Liliane Wouters est décédée ce dimanche matin. Elle était malade depuis plusieurs mois. Elle fut longtemps institutrice, dans sa commune natale, Ixelles, où elle est née le 5 février 1930. De cette expérience, de 1949 à 1980, elle tire le sujet d’une pièce de théâtre, La salle des profs, qui fut créée en 1983. C’est peut-être son œuvre la plus célèbre, un théâtre-vérité, une radiographie de l’enseignement qui évoque avec ironie et tendresse les problèmes des instituteurs, passionnés au début de leur carrière, confrontés souvent ensuite à la médiocrité, à la banalité de chaque jour.

Une carrière de poétesse

Mais Liliane Wouters fut d’abord une poétesse. Son premier recueil, La marche forcée, est préfacé par Roger Bodart et obtient le prix Nuit de la poésie où Cocteau et Aragon sont membres du jury. Ses cadences soutenues par la rime disent à la fois un réalisme magique et une mystique éclairée qui doivent beaucoup à la puissance et au baroque nordiques. Des accents d’épopée y sous-tendent une certaine angoisse devant la vie, l’amour et la mort.
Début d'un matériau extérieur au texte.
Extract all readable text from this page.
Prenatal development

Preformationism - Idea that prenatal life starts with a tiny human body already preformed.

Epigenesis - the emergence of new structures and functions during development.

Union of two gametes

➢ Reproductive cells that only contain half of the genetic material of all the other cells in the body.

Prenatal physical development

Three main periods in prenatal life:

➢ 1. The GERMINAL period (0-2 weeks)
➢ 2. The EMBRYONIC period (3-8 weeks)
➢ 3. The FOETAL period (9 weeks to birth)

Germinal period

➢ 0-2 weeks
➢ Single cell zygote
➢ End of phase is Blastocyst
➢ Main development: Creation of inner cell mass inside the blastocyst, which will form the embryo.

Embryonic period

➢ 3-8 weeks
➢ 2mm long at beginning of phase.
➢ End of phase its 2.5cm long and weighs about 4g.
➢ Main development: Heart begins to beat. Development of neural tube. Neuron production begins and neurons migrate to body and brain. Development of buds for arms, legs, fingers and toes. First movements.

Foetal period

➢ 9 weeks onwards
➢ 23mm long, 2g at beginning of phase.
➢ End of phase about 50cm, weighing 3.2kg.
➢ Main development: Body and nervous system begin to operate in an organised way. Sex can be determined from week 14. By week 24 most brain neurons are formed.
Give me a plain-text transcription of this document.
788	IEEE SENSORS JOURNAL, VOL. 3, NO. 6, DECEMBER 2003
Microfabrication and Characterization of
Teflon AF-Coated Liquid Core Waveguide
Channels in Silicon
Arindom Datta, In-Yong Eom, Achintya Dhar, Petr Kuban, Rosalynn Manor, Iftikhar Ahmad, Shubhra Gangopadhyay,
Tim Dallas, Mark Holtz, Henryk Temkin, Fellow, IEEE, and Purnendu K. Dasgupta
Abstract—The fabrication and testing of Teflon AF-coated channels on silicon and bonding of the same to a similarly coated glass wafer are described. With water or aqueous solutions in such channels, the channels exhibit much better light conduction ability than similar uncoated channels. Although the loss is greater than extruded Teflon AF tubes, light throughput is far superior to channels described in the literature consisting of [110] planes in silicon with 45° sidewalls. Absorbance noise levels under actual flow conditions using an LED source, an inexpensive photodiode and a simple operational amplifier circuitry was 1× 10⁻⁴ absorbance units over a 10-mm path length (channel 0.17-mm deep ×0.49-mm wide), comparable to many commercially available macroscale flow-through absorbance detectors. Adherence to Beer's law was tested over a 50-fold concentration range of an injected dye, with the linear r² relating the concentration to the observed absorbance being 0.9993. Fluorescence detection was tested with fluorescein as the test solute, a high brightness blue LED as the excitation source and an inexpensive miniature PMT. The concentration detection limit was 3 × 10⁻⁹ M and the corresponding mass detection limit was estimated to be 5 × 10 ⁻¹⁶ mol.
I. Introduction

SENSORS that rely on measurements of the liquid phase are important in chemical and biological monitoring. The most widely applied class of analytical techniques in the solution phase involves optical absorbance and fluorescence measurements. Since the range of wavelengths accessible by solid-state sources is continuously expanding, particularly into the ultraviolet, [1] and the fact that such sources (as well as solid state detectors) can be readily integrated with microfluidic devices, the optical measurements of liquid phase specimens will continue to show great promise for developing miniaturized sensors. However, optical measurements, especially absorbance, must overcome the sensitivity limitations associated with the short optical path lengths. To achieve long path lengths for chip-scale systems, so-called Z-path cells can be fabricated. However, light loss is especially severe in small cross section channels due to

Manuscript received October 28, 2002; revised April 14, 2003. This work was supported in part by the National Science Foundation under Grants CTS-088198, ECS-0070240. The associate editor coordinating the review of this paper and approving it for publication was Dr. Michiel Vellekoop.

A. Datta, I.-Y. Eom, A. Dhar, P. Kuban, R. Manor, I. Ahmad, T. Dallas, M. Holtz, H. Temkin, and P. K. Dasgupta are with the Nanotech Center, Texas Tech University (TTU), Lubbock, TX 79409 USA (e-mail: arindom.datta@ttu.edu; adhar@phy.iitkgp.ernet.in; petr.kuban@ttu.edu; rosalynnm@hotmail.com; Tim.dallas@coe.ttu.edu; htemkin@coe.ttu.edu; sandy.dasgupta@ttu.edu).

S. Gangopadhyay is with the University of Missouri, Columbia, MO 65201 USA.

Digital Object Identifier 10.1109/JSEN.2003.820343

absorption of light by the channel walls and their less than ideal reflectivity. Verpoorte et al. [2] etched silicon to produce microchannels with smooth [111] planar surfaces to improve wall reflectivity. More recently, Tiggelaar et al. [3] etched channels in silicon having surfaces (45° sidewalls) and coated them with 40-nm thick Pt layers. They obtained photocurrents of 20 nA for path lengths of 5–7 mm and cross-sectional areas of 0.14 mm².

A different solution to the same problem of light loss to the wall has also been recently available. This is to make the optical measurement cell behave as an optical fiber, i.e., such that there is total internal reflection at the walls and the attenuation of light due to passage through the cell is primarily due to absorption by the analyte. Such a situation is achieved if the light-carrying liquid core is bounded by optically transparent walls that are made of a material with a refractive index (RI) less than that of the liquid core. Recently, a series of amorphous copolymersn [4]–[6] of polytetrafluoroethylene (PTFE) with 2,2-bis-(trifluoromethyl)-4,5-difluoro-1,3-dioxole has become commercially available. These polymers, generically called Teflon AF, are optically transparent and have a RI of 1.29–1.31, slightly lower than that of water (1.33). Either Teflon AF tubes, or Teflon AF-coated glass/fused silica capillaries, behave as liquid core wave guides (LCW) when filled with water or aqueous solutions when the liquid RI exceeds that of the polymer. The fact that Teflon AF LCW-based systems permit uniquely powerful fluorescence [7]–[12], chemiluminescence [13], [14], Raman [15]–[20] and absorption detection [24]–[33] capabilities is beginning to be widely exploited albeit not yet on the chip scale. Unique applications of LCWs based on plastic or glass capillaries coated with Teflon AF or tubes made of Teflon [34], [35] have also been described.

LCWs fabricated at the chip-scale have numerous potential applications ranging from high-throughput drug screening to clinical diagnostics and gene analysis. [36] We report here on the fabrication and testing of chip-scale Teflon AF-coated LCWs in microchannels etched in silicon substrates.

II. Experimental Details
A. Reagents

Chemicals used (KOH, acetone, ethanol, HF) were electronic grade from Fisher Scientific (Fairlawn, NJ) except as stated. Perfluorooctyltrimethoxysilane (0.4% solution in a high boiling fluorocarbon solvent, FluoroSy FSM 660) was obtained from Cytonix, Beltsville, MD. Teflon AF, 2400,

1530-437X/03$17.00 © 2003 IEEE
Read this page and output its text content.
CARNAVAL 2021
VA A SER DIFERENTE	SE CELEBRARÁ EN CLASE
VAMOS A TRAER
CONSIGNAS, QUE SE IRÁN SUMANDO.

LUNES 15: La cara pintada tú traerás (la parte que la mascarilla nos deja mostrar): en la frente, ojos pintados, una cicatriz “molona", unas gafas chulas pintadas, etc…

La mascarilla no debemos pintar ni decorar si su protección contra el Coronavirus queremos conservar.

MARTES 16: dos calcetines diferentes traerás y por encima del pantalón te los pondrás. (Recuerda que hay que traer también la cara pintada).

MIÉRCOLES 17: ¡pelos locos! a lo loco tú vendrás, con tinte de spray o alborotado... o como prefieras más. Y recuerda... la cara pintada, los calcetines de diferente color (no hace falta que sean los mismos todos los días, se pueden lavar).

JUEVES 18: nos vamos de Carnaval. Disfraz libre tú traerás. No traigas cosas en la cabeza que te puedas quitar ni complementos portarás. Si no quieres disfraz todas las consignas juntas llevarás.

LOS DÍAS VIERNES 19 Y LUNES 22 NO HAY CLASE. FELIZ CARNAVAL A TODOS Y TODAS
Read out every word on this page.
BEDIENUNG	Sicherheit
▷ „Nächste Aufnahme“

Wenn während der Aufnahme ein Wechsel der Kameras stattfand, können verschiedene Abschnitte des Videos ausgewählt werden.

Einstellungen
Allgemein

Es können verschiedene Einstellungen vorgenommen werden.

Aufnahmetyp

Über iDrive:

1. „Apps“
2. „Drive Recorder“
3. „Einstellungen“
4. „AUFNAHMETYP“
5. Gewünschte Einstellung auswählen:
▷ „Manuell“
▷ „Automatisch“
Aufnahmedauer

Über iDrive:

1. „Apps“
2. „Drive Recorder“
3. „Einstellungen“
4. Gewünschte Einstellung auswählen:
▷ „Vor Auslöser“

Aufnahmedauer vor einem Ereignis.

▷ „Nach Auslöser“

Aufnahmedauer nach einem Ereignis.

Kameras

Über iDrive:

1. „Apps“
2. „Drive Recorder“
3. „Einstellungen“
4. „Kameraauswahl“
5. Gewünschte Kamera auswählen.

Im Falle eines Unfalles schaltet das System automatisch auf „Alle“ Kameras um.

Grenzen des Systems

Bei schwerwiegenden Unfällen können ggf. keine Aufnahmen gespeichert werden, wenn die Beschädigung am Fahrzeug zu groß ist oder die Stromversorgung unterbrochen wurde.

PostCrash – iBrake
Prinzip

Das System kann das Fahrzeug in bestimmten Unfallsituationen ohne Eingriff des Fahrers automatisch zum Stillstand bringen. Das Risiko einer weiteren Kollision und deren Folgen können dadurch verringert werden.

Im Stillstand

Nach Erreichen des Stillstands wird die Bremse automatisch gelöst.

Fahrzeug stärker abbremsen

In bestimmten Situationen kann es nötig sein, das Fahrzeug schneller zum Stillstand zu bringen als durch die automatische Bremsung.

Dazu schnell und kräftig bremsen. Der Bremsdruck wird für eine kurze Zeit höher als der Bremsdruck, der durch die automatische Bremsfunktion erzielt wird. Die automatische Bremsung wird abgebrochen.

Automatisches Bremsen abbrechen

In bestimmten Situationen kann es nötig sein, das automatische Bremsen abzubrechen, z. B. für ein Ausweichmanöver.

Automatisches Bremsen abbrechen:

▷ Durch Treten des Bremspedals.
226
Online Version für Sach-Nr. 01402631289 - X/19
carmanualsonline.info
Elle produira tout au long de sa vie de nombreuses pièces de théâtre et de nombreux recueils de poésie et décrocha plusieurs prix littéraires. Elle composera aussi un Panorama de la poésie française de Belgique (1976), Ça rime et ça rame (1985), spécialement destinée aux jeunes et, réalisée avec Alain Bosquet, La poésie francophone de Belgique, quatre tomes reprenant des textes de poètes nés entre 1804 et 1962, et Poètes aujourd’hui : un panorama de la poésie francophone de Belgique avec Yves Namur. Ses mémoires, Paysages flamands avec nonnes, sont publiés en 2007.

Liliane Wouters était membre de l’Académie royale de langue et littérature françaises de Belgique depuis 1985, elle était aussi membre de l’Académie européenne de poésie depuis 1996.